The image looks the same, but it’s much smaller in file size. It’s the complete image. The rotation problem is gone. The declares you originally gave were working all along, but we had a problem with our web app not “respecting” EXIF when it re-displayed the images.

So in summary, it seems that UIImageJPEGRepresentation works, but that the WriteToFile method saves out much more data than the DataMB method returns. Does that make sense?

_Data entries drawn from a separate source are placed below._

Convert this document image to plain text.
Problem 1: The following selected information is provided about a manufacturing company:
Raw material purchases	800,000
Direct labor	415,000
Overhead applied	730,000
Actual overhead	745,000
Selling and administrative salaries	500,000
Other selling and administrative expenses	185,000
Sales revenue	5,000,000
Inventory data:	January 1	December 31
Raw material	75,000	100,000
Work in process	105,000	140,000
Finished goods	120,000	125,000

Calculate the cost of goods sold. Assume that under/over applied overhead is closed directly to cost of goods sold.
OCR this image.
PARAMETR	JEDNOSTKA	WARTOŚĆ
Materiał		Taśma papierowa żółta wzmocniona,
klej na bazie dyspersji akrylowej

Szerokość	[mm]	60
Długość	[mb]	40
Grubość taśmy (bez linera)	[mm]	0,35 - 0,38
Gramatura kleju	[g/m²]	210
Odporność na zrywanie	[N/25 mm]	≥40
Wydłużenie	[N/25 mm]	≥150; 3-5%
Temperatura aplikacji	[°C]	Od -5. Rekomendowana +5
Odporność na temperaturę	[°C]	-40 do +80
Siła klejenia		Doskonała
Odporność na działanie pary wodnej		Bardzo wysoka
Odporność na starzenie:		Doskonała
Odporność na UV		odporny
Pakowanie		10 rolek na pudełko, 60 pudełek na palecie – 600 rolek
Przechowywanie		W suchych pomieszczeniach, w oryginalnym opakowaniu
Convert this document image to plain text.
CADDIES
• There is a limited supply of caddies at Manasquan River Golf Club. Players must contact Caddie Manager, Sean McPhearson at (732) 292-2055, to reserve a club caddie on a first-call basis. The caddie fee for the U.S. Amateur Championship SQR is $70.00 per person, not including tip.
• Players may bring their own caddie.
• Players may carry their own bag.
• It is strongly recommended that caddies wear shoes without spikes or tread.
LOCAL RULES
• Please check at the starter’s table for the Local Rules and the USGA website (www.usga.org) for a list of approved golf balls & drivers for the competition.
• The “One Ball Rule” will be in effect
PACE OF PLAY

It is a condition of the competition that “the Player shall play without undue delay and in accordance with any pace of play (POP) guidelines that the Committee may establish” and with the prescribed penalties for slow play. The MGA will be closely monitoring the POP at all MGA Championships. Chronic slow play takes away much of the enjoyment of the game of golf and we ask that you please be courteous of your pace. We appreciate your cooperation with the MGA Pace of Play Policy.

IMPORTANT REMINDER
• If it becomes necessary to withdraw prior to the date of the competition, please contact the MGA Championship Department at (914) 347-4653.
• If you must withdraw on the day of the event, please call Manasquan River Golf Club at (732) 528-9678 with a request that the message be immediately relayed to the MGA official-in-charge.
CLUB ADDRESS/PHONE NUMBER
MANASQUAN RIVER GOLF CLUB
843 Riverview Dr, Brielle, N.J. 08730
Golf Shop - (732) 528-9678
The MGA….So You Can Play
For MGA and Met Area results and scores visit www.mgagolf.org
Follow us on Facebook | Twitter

Yes that makes sense. It’s interesting that so much more data is saved with WriteToFile than when the data is placed into a memory block. The DataMB computed property reads all of the bytes reported by the underlying NSData object… Anyway since it works I think you should be all set? The smaller size may even be better since it means less data used by the user and a lot faster sending times.

Yes I guess that was my question - am I all set or am I “short changing” my users in terms of their image quality?

So if the image when saved out is 5Mb, including when saved out as a JPEG on the device itself, but it’s only a 300Kb memory block, is it somehow of materially lower quality? I have a preference in the app for image size and the options are “Actual Size”, “Small”, “Medium” and “Large”. I’m using your handy resize code to create the last three but, really, given you “Actual Size” gives you a 300Kb JPEG there’s no need to bother with resizing. But I was kind of hoping that “Actual Size” would enable a high-end user who doesn’t care about bandwidth to upload a 5Mb image to our service if that was his/her intention.

Also when I take a photo on my iPhone and drag it out of there using Image Capture, the 5Mb photo on my iPhone is copied to a 5Mb JPEG file on my desktop. So it just doesn’t make a whole lot of sense that the 300Kb memory block is equivalent.

Yeah I’m confused by that part as well, and I don’t think that the 300Kb can be equivalent. I’ll have to do some more searching on NSData tomorrow to see if I did something wrong, but I tried to do it just like the docs say and MacOSLib does it, which produces the 300Kb memory block.

And in all of this, there’s every chance that it’s my bug… Get some sleep. :slight_smile:

If I convert the camera.originalimage to a MutableMemoryBlock using UIImageJPEGRepresentation in the camera.PictureTaken event, I get a 5Mb memory block.

However I don’t do that. I have a myPhoto class with an image property and a POST method. So in camera.PictureTaken I set the myPhoto.Image to camera.originalimage and then call myPhoto.POST. In that method, when I convert the image property to a MutableMemoryBlock using UIImageJPEGRepresentation, I get a 300Kb (or smaller) memory block.

So what is the difference between these two approaches that yields such a different result?